Like a crime boss in a pinstriped suit who is now hailed as a pillar of the community, super PACS have gone legitimate. At the Democratic Convention in Charlotte, according to Politico, both Obama campaign manager Jim Messina and White House chief of staff Jack Lew made presentations to would-be super PAC donors. Republicans are even more unabashed. Just 100 hours after he was tapped as Mitt Romney’s running mate in August, Paul Ryan was at the Venetian Hotel in Las Vegas pledging allegiance to super PAC impresario Sheldon Adelson.
Small wonder that campaign reporters covering the presidential race have fallen into the habit of equating candidate spending with super PAC efforts on their behalf. Domenico Montanaro, writing about TV ad buys for the influential NBC News blog “First Read,” stated this week, “President Obama’s campaign is still the top single spender, but with all the outside groups factored in, Romney and his supporters are outspending the president $307 million to $276 million.” Similarly, a Tuesday Associated Press story by Jack Gillum uncritically accepted Messina’s argument that “although Obama barely out-raised Romney, Republican super PACs in swing states had been out-spending Obama’s campaign 2-to-1.”
The campaign finance beat presents a tricky challenge in a year when unregulated cash is floating around the political system like gold dust in an 1848 California mining camp near Sutter’s Mill. So it is easy to assume, as most campaign reporters do, that a $10 million super PAC contribution has the political potency of an equal amount given to the Romney or Obama campaigns. After all, a mendacious attack ad is a mendacious attack ad, no matter who pays for it.
This logic would be unassailable were it not for the almost completely forgotten 1971 campaign reform bill. That pre-Watergate legislation contains a provision that serves as the closest equivalent to kryptonite in diminishing the mind-bending powers of super PACs. During the final 60 days of the campaign, broadcasters and cable systems are legally obligated to offer all political candidates the “lowest unit charge” for their commercials.
That means that in, say, the hotly contested Cincinnati media market, the presidential campaigns (and county coroner candidates across the river in Kentucky) cannot be charged more for a 30-second spot than a favored corporate advertiser with a volume discount like McDonald’s. But if super PACs or other independent groups want to buy the same coveted Cincinnati TV time, it is subject to the whatever-the-market-will-bear pricing that enriches TV stations and is a hallmark of the unfettered capitalism that Republicans revere.

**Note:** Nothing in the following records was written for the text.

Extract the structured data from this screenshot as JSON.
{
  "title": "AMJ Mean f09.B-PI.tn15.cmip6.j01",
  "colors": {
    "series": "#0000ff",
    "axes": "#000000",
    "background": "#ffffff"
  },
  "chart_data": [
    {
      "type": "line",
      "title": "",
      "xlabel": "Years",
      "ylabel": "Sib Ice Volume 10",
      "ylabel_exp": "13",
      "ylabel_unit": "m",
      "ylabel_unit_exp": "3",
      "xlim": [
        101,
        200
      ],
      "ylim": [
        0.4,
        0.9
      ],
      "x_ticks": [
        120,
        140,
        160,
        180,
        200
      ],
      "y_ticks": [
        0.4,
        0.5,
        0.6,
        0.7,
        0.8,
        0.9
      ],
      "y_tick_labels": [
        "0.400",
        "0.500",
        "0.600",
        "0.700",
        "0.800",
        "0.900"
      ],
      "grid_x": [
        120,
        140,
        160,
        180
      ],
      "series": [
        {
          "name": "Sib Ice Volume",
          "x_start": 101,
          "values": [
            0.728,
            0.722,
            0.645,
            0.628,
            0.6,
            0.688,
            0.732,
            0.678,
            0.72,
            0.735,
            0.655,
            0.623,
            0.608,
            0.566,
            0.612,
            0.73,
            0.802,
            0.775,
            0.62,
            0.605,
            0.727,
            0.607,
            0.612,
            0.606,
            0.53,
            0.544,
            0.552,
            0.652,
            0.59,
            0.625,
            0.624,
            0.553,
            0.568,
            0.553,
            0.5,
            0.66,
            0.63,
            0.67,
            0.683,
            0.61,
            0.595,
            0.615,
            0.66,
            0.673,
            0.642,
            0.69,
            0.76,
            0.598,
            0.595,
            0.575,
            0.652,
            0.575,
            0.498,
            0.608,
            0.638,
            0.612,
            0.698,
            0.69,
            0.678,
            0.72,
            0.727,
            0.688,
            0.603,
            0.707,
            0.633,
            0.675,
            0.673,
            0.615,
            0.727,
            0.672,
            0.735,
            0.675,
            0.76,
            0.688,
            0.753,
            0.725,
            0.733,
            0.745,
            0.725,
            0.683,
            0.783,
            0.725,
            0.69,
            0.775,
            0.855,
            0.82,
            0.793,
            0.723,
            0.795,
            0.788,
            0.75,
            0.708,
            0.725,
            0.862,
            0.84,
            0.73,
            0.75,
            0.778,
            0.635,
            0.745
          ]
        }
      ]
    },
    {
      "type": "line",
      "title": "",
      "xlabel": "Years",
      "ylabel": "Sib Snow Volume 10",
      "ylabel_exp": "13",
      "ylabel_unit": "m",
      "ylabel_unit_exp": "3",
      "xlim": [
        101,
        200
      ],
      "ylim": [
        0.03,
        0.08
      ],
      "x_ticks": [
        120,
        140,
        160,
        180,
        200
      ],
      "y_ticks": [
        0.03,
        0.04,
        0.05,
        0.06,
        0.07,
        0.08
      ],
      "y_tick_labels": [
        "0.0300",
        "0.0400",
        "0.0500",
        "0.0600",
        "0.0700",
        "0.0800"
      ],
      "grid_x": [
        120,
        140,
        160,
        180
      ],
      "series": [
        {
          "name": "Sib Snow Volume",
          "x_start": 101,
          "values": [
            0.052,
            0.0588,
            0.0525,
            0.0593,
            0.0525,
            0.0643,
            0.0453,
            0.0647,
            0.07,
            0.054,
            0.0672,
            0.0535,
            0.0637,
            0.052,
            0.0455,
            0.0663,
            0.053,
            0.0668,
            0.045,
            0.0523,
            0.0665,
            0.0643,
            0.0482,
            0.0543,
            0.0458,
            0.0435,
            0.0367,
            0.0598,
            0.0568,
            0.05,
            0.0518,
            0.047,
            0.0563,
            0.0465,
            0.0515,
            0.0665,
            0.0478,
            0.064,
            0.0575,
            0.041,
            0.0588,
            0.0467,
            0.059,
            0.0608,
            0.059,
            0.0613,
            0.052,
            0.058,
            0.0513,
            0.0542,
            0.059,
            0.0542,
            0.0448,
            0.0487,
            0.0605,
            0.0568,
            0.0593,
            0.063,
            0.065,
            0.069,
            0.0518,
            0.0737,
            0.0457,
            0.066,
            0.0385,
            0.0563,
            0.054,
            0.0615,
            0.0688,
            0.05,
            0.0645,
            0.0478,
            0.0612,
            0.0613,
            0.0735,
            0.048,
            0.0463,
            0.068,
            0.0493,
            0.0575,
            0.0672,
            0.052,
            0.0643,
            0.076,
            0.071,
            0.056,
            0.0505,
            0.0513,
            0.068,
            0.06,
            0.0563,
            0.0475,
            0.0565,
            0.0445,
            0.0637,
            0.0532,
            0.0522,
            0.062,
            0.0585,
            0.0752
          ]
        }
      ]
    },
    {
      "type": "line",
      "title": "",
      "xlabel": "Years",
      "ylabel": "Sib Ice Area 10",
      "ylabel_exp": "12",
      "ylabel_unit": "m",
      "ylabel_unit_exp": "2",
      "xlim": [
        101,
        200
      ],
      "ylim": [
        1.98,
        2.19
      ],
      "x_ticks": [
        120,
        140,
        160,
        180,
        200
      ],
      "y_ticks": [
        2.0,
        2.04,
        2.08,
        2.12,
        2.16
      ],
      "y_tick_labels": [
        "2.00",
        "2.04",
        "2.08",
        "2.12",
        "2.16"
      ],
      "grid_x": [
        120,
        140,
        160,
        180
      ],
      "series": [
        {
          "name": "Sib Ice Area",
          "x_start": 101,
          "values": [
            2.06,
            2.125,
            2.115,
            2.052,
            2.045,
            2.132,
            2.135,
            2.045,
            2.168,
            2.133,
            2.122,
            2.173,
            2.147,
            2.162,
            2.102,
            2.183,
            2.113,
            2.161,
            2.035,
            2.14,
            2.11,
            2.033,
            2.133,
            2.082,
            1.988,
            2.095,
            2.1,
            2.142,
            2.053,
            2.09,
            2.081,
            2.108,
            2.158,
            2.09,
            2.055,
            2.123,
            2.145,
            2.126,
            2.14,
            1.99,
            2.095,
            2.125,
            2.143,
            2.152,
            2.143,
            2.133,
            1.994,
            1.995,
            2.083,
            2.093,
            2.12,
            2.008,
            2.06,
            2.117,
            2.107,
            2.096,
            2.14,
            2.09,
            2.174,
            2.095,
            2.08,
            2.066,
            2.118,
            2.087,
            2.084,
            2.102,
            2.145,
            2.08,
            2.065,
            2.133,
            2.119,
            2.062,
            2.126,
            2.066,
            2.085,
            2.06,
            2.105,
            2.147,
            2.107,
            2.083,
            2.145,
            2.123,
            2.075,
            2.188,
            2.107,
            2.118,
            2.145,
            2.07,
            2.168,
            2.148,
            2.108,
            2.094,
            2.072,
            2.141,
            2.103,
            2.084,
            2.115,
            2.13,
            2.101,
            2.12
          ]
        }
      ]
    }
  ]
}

(The best primer that I have found on how these FCC laws and regulations work in practice was compiled by Washington broadcasting lawyer David D. Oxenford. It explains, for example, that stations are obligated to sell reasonable amounts of advertising time to candidates for federal office. As a result, stations cannot bump commercials by presidential campaigns because a super PAC is offering to pay double for the same ad time).

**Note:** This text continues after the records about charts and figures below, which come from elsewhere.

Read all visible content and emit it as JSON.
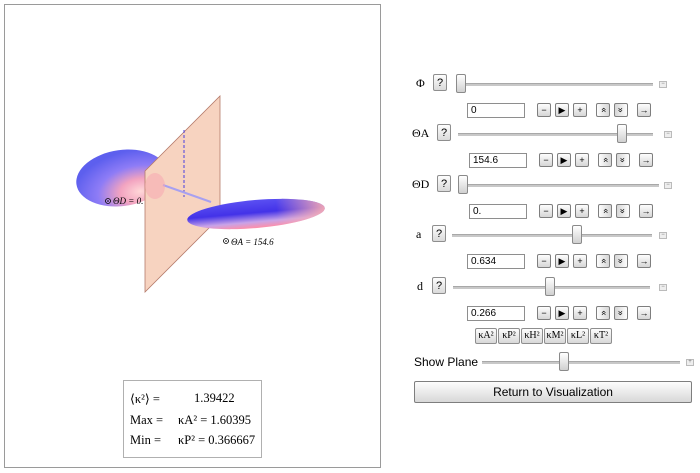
{
  "plot": {
    "label_d": "ΘD = 0.",
    "label_a": "ΘA = 154.6"
  },
  "readout": {
    "avg_label": "⟨κ²⟩ =",
    "avg_value": "1.39422",
    "max_label": "Max =",
    "max_value": "κA² = 1.60395",
    "min_label": "Min =",
    "min_value": "κP² = 0.366667"
  },
  "controls": [
    {
      "label": "Φ",
      "value": "0",
      "slider_fraction": 0.0
    },
    {
      "label": "ΘA",
      "value": "154.6",
      "slider_fraction": 0.86
    },
    {
      "label": "ΘD",
      "value": "0.",
      "slider_fraction": 0.0
    },
    {
      "label": "a",
      "value": "0.634",
      "slider_fraction": 0.63
    },
    {
      "label": "d",
      "value": "0.266",
      "slider_fraction": 0.49
    }
  ],
  "help_label": "?",
  "player_buttons": [
    "−",
    "▶",
    "+",
    "»",
    "»",
    "→"
  ],
  "kappa_buttons": [
    "κA²",
    "κP²",
    "κH²",
    "κM²",
    "κL²",
    "κT²"
  ],
  "show_plane": {
    "label": "Show Plane",
    "slider_fraction": 0.41
  },
  "return_button": "Return to Visualization",
  "colors": {
    "plane": "#f7d3c0",
    "ellipsoid_top": "#7f7ff4",
    "ellipsoid_mid": "#4b3ff0",
    "ellipsoid_glow": "#f2a3b3"
  }
}
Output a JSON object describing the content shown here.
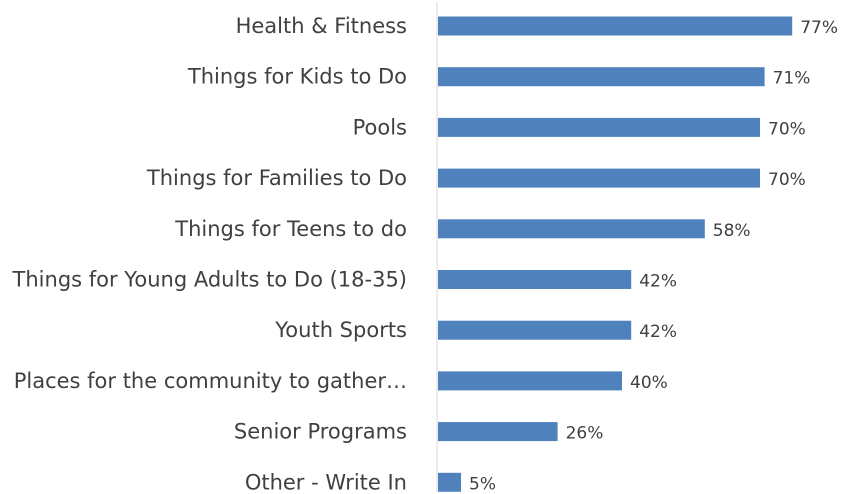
{
  "chart_data": {
    "type": "bar",
    "orientation": "horizontal",
    "categories": [
      "Health & Fitness",
      "Things for Kids to Do",
      "Pools",
      "Things for Families to Do",
      "Things for Teens to do",
      "Things for Young Adults to Do (18-35)",
      "Youth Sports",
      "Places for the community to gather…",
      "Senior Programs",
      "Other - Write In"
    ],
    "values": [
      77,
      71,
      70,
      70,
      58,
      42,
      42,
      40,
      26,
      5
    ],
    "value_labels": [
      "77%",
      "71%",
      "70%",
      "70%",
      "58%",
      "42%",
      "42%",
      "40%",
      "26%",
      "5%"
    ],
    "unit": "%",
    "xlim": [
      0,
      100
    ],
    "bar_color": "#4f81bd",
    "axis_color": "#d9d9d9",
    "text_color": "#404040",
    "grid": false,
    "legend": "none"
  }
}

How much will the presidential campaigns save because of the lowest unit rate—and how much more ad time than super PACs can they buy as a result? These numbers are virtually impossible to calculate since it depends on ratings, the type of time slots being purchased, the economics of individual TV stations, the competitiveness of each media market, and the size of standard commercial discounts. Despite the lack of a simple rule of thumb, election and media lawyers suggest in interviews that these discounts can be as much as 50 percent.
The 60-day lowest-unit-rate rules for the presidential campaign kicked in on September 7, as the political world was racing for the Charlotte airport. You would think that this important milestone might have been noted in a campaign year when every nuance of political strategy is dissected daily. Wrong. About the only mentions that I could find in NEXIS and Google searches were a one-paragraph reference in a Monday Wall Street Journal story by Amy Schatz and Suzanne Vranica and an equally fleeting walk-on in a New York Post article by Claire Atkinson.